El Ejecutivo autonómico considera que las circunstancias actuales justifican una revisión del sistema de cobro. La petición de una bonificación total pretende evitar que los usuarios tengan que asumir el coste íntegro cuando existen problemas que dificultan la circulación.
La cuestión enfrenta también diferentes posiciones políticas.
Mientras el Gobierno del Principado insiste en la necesidad de actuar, desde la oposición asturiana se han sucedido las críticas tanto hacia el Ejecutivo autonómico como hacia el Gobierno central por la situación de las comunicaciones.
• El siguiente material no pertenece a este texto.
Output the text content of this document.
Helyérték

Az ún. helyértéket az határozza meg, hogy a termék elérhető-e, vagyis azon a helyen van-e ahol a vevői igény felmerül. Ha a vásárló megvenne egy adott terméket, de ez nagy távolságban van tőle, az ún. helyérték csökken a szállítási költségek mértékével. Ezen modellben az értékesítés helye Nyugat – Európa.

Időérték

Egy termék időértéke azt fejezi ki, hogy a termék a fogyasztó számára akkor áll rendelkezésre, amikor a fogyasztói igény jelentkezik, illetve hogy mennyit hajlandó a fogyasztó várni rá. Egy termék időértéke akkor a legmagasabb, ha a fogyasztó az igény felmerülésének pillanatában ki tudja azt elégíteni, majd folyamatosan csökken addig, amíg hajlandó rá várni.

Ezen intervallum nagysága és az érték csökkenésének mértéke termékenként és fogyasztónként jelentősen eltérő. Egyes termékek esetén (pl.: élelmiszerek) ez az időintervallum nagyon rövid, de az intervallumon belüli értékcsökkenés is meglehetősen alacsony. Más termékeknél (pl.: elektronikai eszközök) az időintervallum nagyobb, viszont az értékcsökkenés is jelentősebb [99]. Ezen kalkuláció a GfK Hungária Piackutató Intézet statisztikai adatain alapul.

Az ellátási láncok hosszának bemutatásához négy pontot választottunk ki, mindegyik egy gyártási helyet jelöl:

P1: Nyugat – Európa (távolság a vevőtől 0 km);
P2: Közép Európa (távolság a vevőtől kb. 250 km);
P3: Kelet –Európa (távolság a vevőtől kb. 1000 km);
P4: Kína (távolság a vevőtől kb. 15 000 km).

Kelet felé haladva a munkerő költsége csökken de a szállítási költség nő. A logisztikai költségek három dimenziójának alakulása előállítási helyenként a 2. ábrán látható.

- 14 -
El diputado del PP en Asturias Álvaro Queipo ha calificado la situación del Huerna de “vergüenza” y ha acusado tanto al Gobierno central como al Principado de “abandonar” Asturias.
El debate trasciende, por tanto, al propio peaje.
La situación del Huerna se utiliza como ejemplo de las dificultades que Asturias mantiene para mejorar sus conexiones con el resto de España.
La comunidad depende de buenas comunicaciones para sectores fundamentales como la industria, el transporte, el turismo y el comercio.
La importancia de la AP-66 es especialmente evidente para la industria asturiana. Numerosas empresas necesitan trasladar mercancías hacia otros territorios y utilizan esta conexión para acceder a los mercados nacionales.
También resulta fundamental para el turismo.
Asturias recibe durante el verano numerosos visitantes procedentes de Castilla y León, Madrid y otras comunidades. Para muchos de ellos, el Huerna constituye la principal puerta de entrada por carretera.
Por eso, los problemas en la autopista tienen una repercusión directa sobre la imagen y la movilidad turística.
El incidente del Negrón ha servido así para reabrir una discusión que lleva años pendiente.
La reivindicación asturiana pasa por conseguir una conexión eficiente y segura y, al mismo tiempo, reducir el coste que supone para los usuarios.
Mientras continúa el debate político, la prioridad para los conductores es que la infraestructura funcione con normalidad y que cualquier nueva incidencia sea resuelta con rapidez.
El Huerna vuelve a demostrar que no es simplemente una autopista más.
Es una infraestructura estratégica para Asturias y una de las principales vías que conectan el Principado con el resto de España.